The value of a healthy diet has been studied extensively and is widely accepted as an important aspect of a healthy lifestyle. However, little research has examined if and how employee eating habits at home may influence their behavior at work. Unhealthy eating at night may cause stress at work the next day, in part due to physical symptoms like digestive discomfort, and in part due to the guilt or shame that comes from perceived personal failure.
UNHEALTHY EATING AND WORK OUTCOMES
Researchers (Cho & Kim, 2021) surveyed employees three times per day for 10 consecutive workdays. The surveys included questions about participants’ unhealthy eating habits in the evening, emotional reactions and physical strains in the morning, as well as their helping and withdrawal behavior at work each day.
The results of the study revealed that unhealthy eating at night often led to physical symptoms (e.g., stomachache, diarrhea) and negative moral emotions (e.g., guilt) the next morning. These physical symptoms and negative emotions were in turn related to lower amounts of helping behaviors (e.g., not helping a coworker with a task) and higher amounts of withdrawal behaviors (e.g., taking a longer break than allowed).

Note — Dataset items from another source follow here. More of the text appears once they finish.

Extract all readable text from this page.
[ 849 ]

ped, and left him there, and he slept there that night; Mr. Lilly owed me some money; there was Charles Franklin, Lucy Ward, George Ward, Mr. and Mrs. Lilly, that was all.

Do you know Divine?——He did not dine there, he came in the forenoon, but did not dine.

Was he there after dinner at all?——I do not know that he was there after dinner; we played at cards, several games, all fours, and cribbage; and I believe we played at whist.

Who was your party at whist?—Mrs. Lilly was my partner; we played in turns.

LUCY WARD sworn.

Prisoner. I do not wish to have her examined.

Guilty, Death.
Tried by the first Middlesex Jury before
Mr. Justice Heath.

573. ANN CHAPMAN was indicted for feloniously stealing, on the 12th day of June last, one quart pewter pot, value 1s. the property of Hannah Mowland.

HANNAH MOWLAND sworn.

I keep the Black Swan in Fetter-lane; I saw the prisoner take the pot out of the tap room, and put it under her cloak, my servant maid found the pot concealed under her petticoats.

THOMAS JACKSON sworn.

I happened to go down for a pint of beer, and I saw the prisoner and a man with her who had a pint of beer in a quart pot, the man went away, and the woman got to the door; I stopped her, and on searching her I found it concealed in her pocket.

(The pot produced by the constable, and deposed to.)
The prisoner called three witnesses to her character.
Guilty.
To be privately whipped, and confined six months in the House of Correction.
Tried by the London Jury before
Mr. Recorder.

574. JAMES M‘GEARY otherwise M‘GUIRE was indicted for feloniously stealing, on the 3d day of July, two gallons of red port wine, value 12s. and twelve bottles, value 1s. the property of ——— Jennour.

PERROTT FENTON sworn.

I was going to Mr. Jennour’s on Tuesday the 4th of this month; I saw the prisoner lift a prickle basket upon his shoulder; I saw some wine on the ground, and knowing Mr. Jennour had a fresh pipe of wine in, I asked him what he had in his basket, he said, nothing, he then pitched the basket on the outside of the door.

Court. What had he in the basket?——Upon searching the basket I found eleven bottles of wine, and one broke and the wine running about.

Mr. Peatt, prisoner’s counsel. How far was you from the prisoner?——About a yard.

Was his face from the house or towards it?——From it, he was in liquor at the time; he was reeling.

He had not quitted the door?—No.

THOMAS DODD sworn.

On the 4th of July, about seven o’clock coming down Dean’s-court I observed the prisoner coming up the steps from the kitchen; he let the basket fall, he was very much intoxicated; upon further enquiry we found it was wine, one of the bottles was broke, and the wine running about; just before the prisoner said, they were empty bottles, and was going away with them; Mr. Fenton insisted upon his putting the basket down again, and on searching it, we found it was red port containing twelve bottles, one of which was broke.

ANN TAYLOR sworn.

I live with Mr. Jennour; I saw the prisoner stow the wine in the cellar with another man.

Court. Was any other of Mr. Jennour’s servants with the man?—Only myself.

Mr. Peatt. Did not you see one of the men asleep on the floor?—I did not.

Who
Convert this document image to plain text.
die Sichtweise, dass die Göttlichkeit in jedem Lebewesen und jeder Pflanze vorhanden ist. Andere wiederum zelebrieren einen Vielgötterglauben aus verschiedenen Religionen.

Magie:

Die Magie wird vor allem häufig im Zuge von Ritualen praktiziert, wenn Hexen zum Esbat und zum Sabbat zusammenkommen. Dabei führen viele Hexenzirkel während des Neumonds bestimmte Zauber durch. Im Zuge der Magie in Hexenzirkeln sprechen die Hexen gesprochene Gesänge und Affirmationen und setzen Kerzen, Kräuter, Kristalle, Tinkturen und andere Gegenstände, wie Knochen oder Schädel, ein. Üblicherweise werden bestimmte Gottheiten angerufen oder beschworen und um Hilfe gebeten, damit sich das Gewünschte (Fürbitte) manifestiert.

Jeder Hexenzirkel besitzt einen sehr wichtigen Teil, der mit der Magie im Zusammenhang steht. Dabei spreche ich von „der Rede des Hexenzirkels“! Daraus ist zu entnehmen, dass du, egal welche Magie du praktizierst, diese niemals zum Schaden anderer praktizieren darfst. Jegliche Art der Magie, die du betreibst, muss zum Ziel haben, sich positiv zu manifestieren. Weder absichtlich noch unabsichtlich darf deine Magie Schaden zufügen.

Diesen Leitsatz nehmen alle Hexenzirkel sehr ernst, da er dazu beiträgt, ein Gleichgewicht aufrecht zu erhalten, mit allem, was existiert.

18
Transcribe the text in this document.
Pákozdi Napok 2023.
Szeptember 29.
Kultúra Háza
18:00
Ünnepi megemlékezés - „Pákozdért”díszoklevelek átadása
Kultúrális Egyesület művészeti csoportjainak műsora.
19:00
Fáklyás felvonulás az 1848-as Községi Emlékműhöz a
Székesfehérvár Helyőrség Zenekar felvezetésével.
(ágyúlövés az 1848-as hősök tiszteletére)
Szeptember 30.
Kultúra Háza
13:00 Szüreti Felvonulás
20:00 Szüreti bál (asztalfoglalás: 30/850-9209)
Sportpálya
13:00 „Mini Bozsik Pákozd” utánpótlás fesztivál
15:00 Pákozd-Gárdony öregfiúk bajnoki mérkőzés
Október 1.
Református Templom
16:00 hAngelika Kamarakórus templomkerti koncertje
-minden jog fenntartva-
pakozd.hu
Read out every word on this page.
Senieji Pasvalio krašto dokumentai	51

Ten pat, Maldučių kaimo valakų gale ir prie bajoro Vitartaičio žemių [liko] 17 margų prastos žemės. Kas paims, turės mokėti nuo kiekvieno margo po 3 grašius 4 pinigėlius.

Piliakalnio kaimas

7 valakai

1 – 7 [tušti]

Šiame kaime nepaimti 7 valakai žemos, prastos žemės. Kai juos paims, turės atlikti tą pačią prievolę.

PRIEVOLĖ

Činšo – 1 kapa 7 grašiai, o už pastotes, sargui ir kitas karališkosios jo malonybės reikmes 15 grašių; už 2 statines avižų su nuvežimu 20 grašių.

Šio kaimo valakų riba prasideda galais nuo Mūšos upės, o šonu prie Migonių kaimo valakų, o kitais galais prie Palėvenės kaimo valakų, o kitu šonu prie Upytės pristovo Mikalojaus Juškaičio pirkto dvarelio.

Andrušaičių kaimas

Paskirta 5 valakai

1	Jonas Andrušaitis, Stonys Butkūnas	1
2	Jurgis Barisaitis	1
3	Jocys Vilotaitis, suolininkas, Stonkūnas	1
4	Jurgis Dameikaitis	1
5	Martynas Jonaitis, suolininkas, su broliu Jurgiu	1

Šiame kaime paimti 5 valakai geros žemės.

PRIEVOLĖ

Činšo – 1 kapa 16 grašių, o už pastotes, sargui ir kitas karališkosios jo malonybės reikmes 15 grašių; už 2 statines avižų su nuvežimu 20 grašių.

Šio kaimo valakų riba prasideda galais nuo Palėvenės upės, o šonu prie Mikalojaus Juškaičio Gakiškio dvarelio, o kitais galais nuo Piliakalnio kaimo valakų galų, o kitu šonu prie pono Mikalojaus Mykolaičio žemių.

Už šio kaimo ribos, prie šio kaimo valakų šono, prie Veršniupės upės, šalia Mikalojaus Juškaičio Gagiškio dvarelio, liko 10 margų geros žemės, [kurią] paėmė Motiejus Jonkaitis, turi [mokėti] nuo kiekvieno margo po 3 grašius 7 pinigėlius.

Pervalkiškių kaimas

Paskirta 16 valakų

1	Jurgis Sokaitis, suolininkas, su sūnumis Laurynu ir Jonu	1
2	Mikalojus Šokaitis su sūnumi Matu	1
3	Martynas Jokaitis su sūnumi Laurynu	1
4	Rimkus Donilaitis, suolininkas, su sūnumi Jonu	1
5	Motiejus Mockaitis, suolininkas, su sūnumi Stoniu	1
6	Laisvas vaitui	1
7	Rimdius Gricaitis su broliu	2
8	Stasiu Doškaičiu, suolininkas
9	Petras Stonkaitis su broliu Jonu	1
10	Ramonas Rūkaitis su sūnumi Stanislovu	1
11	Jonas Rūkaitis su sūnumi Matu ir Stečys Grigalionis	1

Importantly, the personality trait of emotional stability served as a buffer to these harmful effects—that is, employees with high levels of emotional stability were less likely to experience physical symptoms and negative emotional reactions as a result of their unhealthy eating.
PRACTICAL APPLICATIONS FOR ORGANIZATIONS
The results of this study show that unhealthy eating in the evening may hurt next-day performance due to physical symptoms and negative emotional reactions. This is particularly true for employees who have low levels of emotional stability.
The authors suggest that organizations would benefit from recognizing the important role that diet plays in work outcomes. For example, they suggest that organizations could offer balanced meals at work or provide their employees with information about how to maintain a healthy diet. Furthermore, in order to combat the negative performance outcomes that result from emotional and physical strains, organizations should consider giving their employees opportunities to relax and recover at work.
Cho, S., & Kim, S. (2021). Does a healthy lifestyle matter? A daily diary study of unhealthy eating at home and behavioral outcomes at work. Journal of Applied Psychology. Advance online publication.